BACKGROUND: Limited data exist on how noninvasive testing options compare for evaluating patients with suspected stable coronary artery disease. In this study, we have performed a meta-analysis of randomized controlled trials comparing the use of coronary computed tomographic angiography (CTA) with usual care. METHODS AND RESULTS: We systematically searched databases for randomized clinical trials comparing coronary CTA with usual care for the evaluation of stable chest pain with follow-up for cardiovascular outcomes. The primary outcomes were myocardial infarction and all-cause mortality. We identified 4 randomized clinical trials, including a total of 7403 patients undergoing coronary CTA and 7414 patients undergoing usual care with various functional testing approaches.
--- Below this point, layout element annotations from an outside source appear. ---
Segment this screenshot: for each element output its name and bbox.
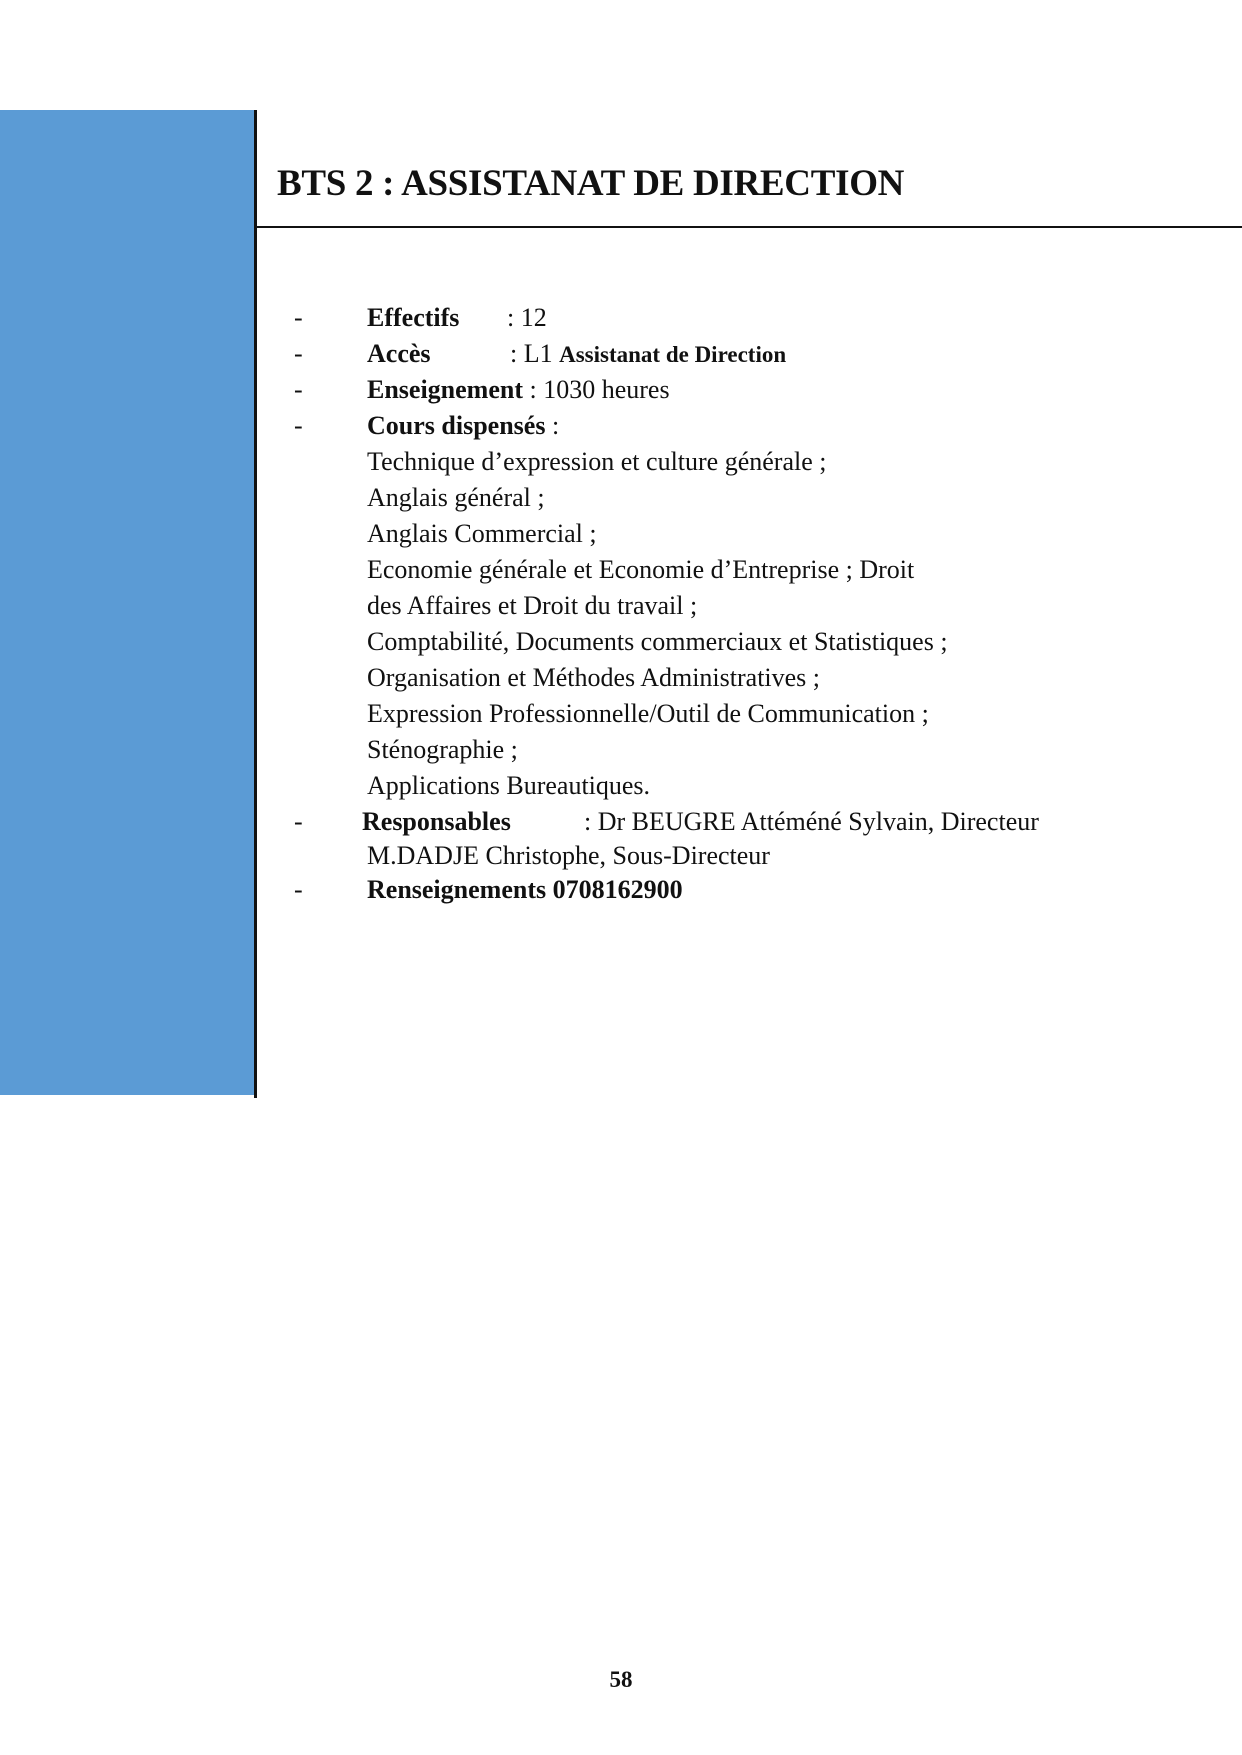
course-line: Organisation et Méthodes Administratives ;: [367, 663, 821, 692]
bullet-dash: -: [294, 375, 303, 404]
responsables-item: [292, 804, 1212, 838]
course-line: Applications Bureautiques.: [367, 771, 651, 800]
bullet-dash: -: [294, 807, 303, 836]
bullet-dash: -: [294, 411, 303, 440]
effectifs-value: : 12: [507, 303, 547, 332]
responsables-second-line: M.DADJE Christophe, Sous-Directeur: [367, 841, 770, 870]
effectifs-label: Effectifs: [367, 303, 460, 332]
course-line: Expression Professionnelle/Outil de Communication ;: [367, 699, 929, 728]
bullet-dash: -: [294, 303, 303, 332]
effectifs-item: [292, 300, 1212, 336]
acces-value: Assistanat de Direction: [559, 342, 787, 367]
enseignement-label: Enseignement: [367, 375, 523, 404]
cours-suffix: :: [545, 411, 560, 440]
bullet-dash: -: [294, 339, 303, 368]
responsables-label: Responsables: [362, 807, 511, 836]
course-line: Anglais Commercial ;: [367, 519, 597, 548]
renseignements-item: [292, 872, 1212, 908]
course-line: Anglais général ;: [367, 483, 545, 512]
course-line: Comptabilité, Documents commerciaux et Statistiques ;: [367, 627, 948, 656]
cours-item: [292, 408, 1212, 444]
bullet-dash: -: [294, 875, 303, 904]
acces-item: [292, 336, 1212, 372]
page-title: BTS 2 : ASSISTANAT DE DIRECTION: [277, 163, 905, 204]
page-number-text: 58: [609, 1667, 633, 1692]
responsables-value: : Dr BEUGRE Attéméné Sylvain, Directeur: [584, 807, 1039, 836]
renseignements-label: Renseignements 0708162900: [367, 875, 683, 904]
course-line: Technique d’expression et culture générale ;: [367, 447, 827, 476]
program-details: [292, 300, 1212, 908]
side-color-bar: [0, 110, 254, 1095]
cours-label: Cours dispensés: [367, 411, 546, 440]
side-vertical-rule: [254, 110, 257, 1098]
header-rule: [257, 226, 1242, 228]
enseignement-item: [292, 372, 1212, 408]
course-line: Sténographie ;: [367, 735, 518, 764]
course-line: des Affaires et Droit du travail ;: [367, 591, 698, 620]
page-number: [0, 1667, 1242, 1693]
enseignement-value: : 1030 heures: [523, 375, 670, 404]
acces-label: Accès: [367, 339, 431, 368]
acces-prefix: : L1: [510, 339, 560, 368]
course-line: Economie générale et Economie d’Entreprise ; Droit: [367, 555, 915, 584]
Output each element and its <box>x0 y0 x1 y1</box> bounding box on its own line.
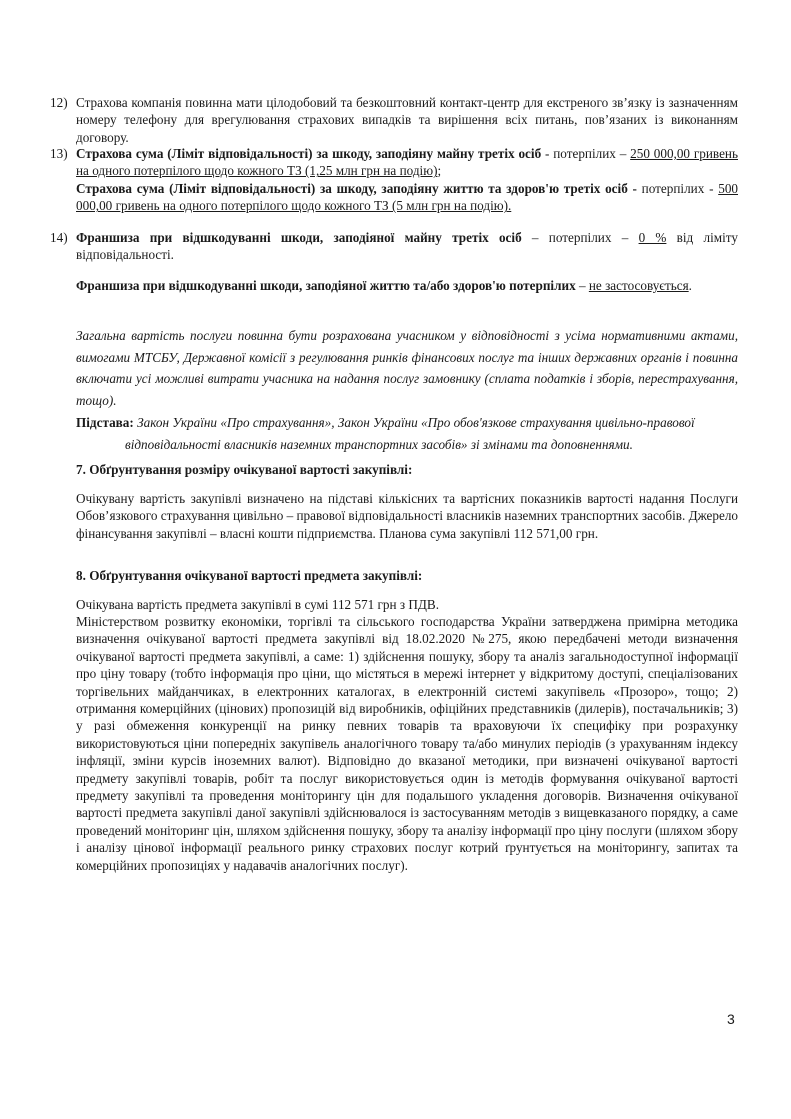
section-7-text: Очікувану вартість закупівлі визначено на підставі кількісних та вартісних показників вартості надання Послуги Обов’язкового страхування цивільно – правової відповідальності власників наземних транспортних засобів. Джерело фінансування закупівлі – власні кошти підприємства. Планова сума закупівлі 112 571,00 грн. <box>76 491 738 541</box>
item-13-para-2 <box>76 180 738 215</box>
item-14-basis-label: Підстава: <box>76 415 134 430</box>
item-14-number: 14) <box>50 230 68 245</box>
item-14-cost-note-text: Загальна вартість послуги повинна бути розрахована учасником у відповідності з усіма нормативними актами, вимогами МТСБУ, Державної комісії з регулювання ринків фінансових послуг та інших державних органів і повинна включати усі можливі витрати учасника на надання послуг замовнику (сплата податків і зборів, перестрахування, тощо). <box>76 328 738 408</box>
section-7-heading <box>76 461 738 478</box>
item-13-limit-life-label: Страхова сума (Ліміт відповідальності) за шкоду, заподіяну життю та здоров'ю третіх осіб - <box>76 181 637 196</box>
section-8-heading-text: 8. Обґрунтування очікуваної вартості предмета закупівлі: <box>76 568 423 583</box>
item-12 <box>50 94 738 146</box>
item-13-limit-property-mid: - потерпілих – <box>541 146 631 161</box>
item-14-deductible-life-end: . <box>688 278 692 293</box>
item-14-deductible-property-end: від ліміту відповідальності. <box>76 230 738 263</box>
item-14-deductible-life-label: Франшиза при відшкодуванні шкоди, заподіяної життю та/або здоров'ю потерпілих <box>76 278 576 293</box>
item-14-deductible-life-mid: – <box>575 278 589 293</box>
item-14-basis <box>76 412 738 455</box>
section-8-expected-cost: Очікувана вартість предмета закупівлі в сумі 112 571 грн з ПДВ. <box>76 597 440 612</box>
item-13-number: 13) <box>50 146 68 161</box>
item-13-limit-property-end: ; <box>437 163 442 179</box>
item-14-deductible-life-value: не застосовується <box>588 278 689 293</box>
page-number: 3 <box>727 1011 735 1027</box>
item-13-limit-property-value: 250 000,00 гривень на одного потерпілого щодо кожного ТЗ (1,25 млн грн на подію) <box>76 146 738 179</box>
item-14-deductible-property-value: 0 % <box>638 230 667 245</box>
item-12-number: 12) <box>50 95 68 110</box>
item-14-para-1 <box>50 229 738 264</box>
item-13-limit-life-value: 500 000,00 гривень на одного потерпілого щодо кожного ТЗ (5 млн грн на подію). <box>76 181 738 214</box>
item-13-para-1 <box>50 145 738 180</box>
item-14-deductible-property-mid: – потерпілих – <box>521 230 639 245</box>
item-13-limit-property-label: Страхова сума (Ліміт відповідальності) за шкоду, заподіяну майну третіх осіб <box>76 146 542 161</box>
item-14-basis-text: Закон України «Про страхування», Закон України «Про обов'язкове страхування цивільно-правової відповідальності власників наземних транспортних засобів» зі змінами та доповненнями. <box>125 415 695 452</box>
section-7-heading-text: 7. Обґрунтування розміру очікуваної вартості закупівлі: <box>76 462 413 477</box>
section-7-body <box>76 490 738 542</box>
item-14-deductible-property-label: Франшиза при відшкодуванні шкоди, заподіяної майну третіх осіб <box>76 230 522 245</box>
item-14-para-2 <box>76 277 738 294</box>
section-8-text: Міністерством розвитку економіки, торгівлі та сільського господарства України затверджена примірна методика визначення очікуваної вартості предмета закупівлі від 18.02.2020 №275, якою передбачені методи визначення очікуваної вартості предмета закупівлі, а саме: 1) здійснення пошуку, збору та аналіз загальнодоступної інформації про ціну товару (тобто інформація про ціни, що містяться в мережі інтернет у відкритому доступі, спеціалізованих торгівельних майданчиках, в електронних каталогах, в електронній системі закупівель «Прозоро», тощо; 2) отримання комерційних (цінових) пропозицій від виробників, офіційних представників (дилерів), постачальників; 3) у разі обмеження конкуренції на ринку певних товарів та враховуючи їх специфіку при розрахунку використовуються ціни попередніх закупівель аналогічного товару та/або минулих періодів (з урахуванням індексу інфляції, зміни курсів іноземних валют). Відповідно до вказаної методики, при визначені очікуваної вартості предмету закупівлі товарів, робіт та послуг використовується один із методів формування очікуваної вартості предмету закупівлі та проведення моніторингу цін для подальшого укладення договорів. Визначення очікуваної вартості предмета закупівлі даної закупівлі здійснювалося із застосуванням методів з вищевказаного порядку, а саме проведений моніторинг цін, шляхом здійснення пошуку, збору та аналізу інформації про ціну послуги (шляхом збору і аналізу цінової інформації реального ринку страхових послуг котрий ґрунтується на моніторингу, запитах та комерційних пропозиціях у надавачів аналогічних послуг). <box>76 614 738 873</box>
item-12-text: Страхова компанія повинна мати цілодобовий та безкоштовний контакт-центр для екстреного зв’язку із зазначенням номеру телефону для врегулювання страхових випадків та вирішення всіх питань, пов’язаних із виконанням договору. <box>76 95 738 145</box>
section-8-heading <box>76 567 738 584</box>
section-8-body <box>76 613 738 874</box>
section-8-line-1 <box>76 596 738 613</box>
item-13-limit-life-mid: потерпілих - <box>636 181 719 196</box>
item-14-cost-note <box>76 325 738 411</box>
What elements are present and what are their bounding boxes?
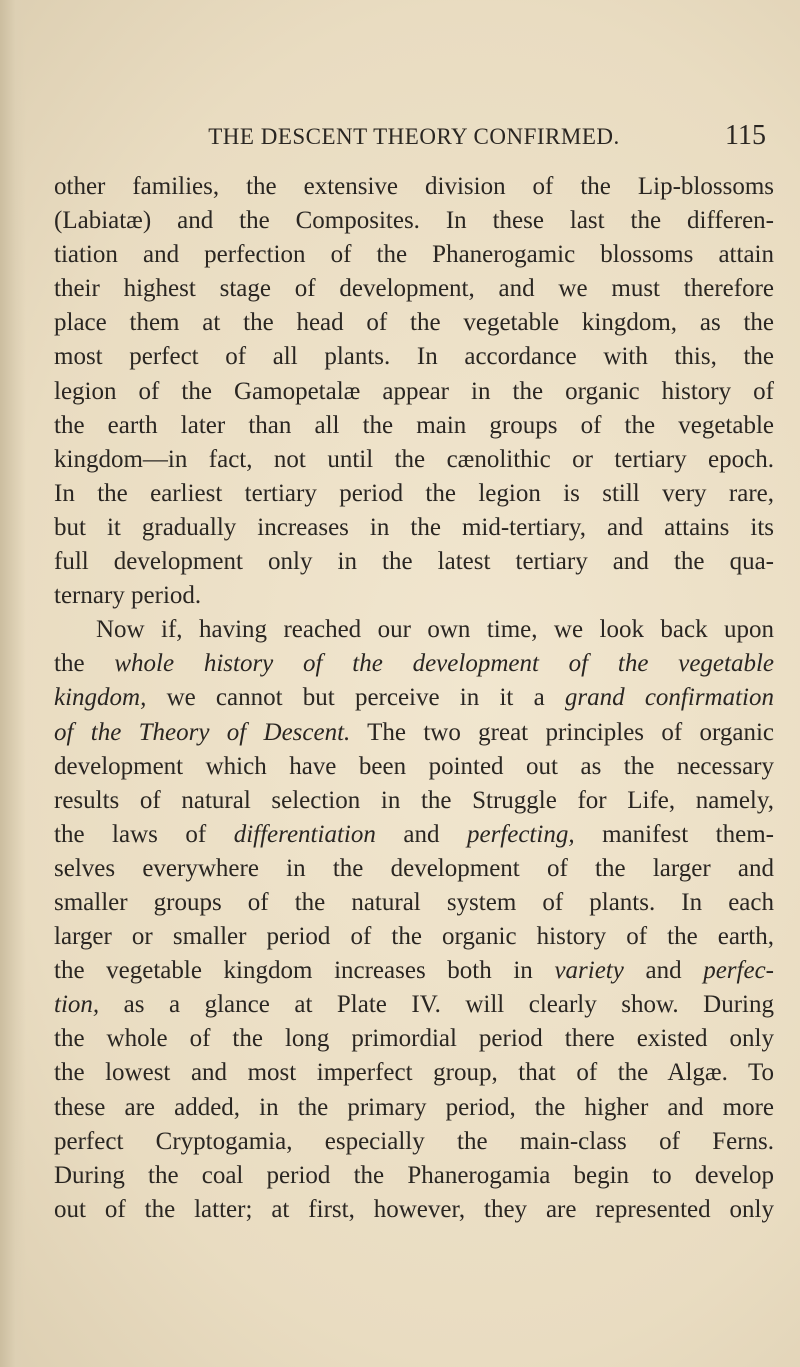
running-title: THE DESCENT THEORY CONFIRMED.	[208, 124, 620, 149]
italic-phrase: variety	[554, 957, 624, 985]
text-line: legion of the Gamopetalæ appear in the organic history of	[54, 377, 774, 405]
text-line: the whole of the long primordial period there existed only	[54, 1025, 774, 1053]
text-line: kingdom, we cannot but perceive in it a grand confirmation	[54, 684, 774, 712]
text-line: place them at the head of the vegetable kingdom, as the	[54, 309, 774, 337]
page-gutter-shadow	[0, 0, 26, 1367]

When compared with usual care, the use of coronary CTA was associated with a significant reduction in the annual rate of myocardial infarction (rate ratio, 0.69; 95% confidence interval, 0.49-0.98; P=0.038), but no difference was found in all-cause mortality. There was a trend toward more invasive coronary angiographies among patients undergoing coronary CTA (odds ratio, 1.33; 95% confidence interval, 0.95-1.84; P=0.09) and higher use of coronary revascularizations (odds ratio, 1.77; 95% confidence interval, 1.14-2.75). Significant heterogeneity for invasive coronary angiography and revascularization was noted, which was attributable to the Scottish Computed Tomography of the HEART (SCOT-HEART) study. We found no difference in the rate of admission for cardiac chest pain (rate ratio, 1.21; 95% confidence interval, 0.95-1.54). CONCLUSIONS: In comparison to usual care, an initial investigation of suspected stable coronary artery disease using coronary CTA resulted in a significant reduction in myocardial infarction, an increased incidence of coronary revascularization, and no effect in all-cause mortality. Future studies should further define whether the potential reduction in myocardial infarction identified justifies the increased resource utilization associated with coronary CTA.